For another, there’s the chatbot, which aims to marry ChatGPT to the design process. In a demo for BOH, the bot was able to generate a “modern living room” convincingly and respond to basic requests like “remove the sofa” or “make the walls red” with relative accuracy. It was far from perfect—CollovGPT couldn’t handle more nuanced requests, and it was prone to weird mistakes (for example, it made not only the walls of the room red, but the art and the sofa too). But the feature offered an intriguing glimpse into a future in which users can workshop design challenges with AI in real time.
AI-powered design apps put cutting-edge technology to practical use—they feel like incredible technological leaps. They’re also riddled with bugs and limitations.
Some of these programs’ weaknesses are unrelated to artificial intelligence. None are much older than a few months, and their sites are often rife with everyday glitches: Pages don’t load, images don’t download, interfaces are clunky. This is very much beta software, built on the fly, and it often shows.

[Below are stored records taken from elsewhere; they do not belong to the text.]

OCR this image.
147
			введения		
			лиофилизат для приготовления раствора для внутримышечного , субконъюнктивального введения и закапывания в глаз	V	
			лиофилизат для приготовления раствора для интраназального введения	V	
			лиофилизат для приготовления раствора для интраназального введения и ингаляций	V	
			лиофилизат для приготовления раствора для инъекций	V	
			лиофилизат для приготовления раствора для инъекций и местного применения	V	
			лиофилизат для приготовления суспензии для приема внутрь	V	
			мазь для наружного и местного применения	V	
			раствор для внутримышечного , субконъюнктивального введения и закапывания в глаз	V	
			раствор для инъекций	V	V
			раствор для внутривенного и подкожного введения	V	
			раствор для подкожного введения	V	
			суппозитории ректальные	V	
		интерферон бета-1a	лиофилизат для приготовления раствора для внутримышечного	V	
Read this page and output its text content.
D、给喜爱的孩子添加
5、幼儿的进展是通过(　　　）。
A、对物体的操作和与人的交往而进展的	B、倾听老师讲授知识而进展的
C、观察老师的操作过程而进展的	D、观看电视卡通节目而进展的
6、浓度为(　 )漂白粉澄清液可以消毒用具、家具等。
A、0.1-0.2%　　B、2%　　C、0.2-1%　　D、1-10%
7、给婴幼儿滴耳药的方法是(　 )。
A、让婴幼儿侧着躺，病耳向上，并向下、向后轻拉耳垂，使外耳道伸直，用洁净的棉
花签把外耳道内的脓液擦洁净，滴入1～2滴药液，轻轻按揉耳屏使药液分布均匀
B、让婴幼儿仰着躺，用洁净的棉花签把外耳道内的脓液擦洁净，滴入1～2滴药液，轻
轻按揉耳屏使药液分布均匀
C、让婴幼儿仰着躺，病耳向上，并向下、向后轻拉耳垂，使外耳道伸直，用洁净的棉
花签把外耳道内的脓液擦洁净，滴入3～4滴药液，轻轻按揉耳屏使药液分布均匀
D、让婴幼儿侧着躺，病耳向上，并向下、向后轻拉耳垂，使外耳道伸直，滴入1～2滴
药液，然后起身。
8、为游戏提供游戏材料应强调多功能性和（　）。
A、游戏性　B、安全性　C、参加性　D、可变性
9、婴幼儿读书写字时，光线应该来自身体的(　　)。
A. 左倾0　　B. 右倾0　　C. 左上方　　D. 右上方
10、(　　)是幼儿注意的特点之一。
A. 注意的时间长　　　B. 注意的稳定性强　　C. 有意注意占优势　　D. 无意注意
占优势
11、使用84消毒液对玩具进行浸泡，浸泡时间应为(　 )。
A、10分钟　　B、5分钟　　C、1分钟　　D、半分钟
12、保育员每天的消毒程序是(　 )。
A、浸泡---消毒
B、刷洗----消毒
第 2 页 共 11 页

The AI component of these sites has plenty of limitations as well. In general, the more ambitious the concept, the more room for error. For example, CollovGPT’s “product identification” tool is a great idea in theory: AI generates a chandelier, you click on it and get a shoppable link to a look-alike. But in practice, the tool doesn’t really work. It struggles to clearly identify a given product—it’s prone to thinking sofas are chairs, for example—let alone recommend a good look-alike. (Tong, the Collov spokesperson, acknowledges the tool’s limitations, saying that, like all AI technology, it’s a work in progress: “We’re definitely moving towards a better version in the coming months.”)
All of these apps also suffer from a lack of differentiation. Though each has their own spin, they’re all drawing on the same AI engines to power their creations, which lead to a certain level of sameness. “We all do the same thing, we all use ControlNet,” says El Mghari. “There’s an element of just waiting for [new AI technology] to come out.”
Collov is working to overcome that issue by hosting a “design hackathon,” inviting users to upload design images and tag them by style—ostensibly, it’s a contest with a $1,000 prize, but the purpose of the initiative is clearly to train the company’s AI. El Mghari is working on better tools for designers. Meanwhile, Reimagine Home is working to customize its model, hence the experiment of getting an AI to write descriptions of rooms.
Over time, developers are hopeful that initiatives like these will allow their creations to break away from the pack. “AI is a foundational technology, it’s something you build on top of,” says Majumdar, drawing an analogy to the way core technologies like an operating system, or even a battery, serve as the foundation for an entire ecosystem of specialized products. “The hard work that is required to truly understand what the customer needs and solve for that … that’s a huge opportunity.”
However, despite his enthusiasm for the possibilities, Majumdar is candid about the challenges too. The race to build an AI-powered design engine is heating up, but the finish line is nowhere near in sight. “Right now it’s a fantastic toy,” he says. “But there is still a chasm that needs to be crossed before it can become truly helpful.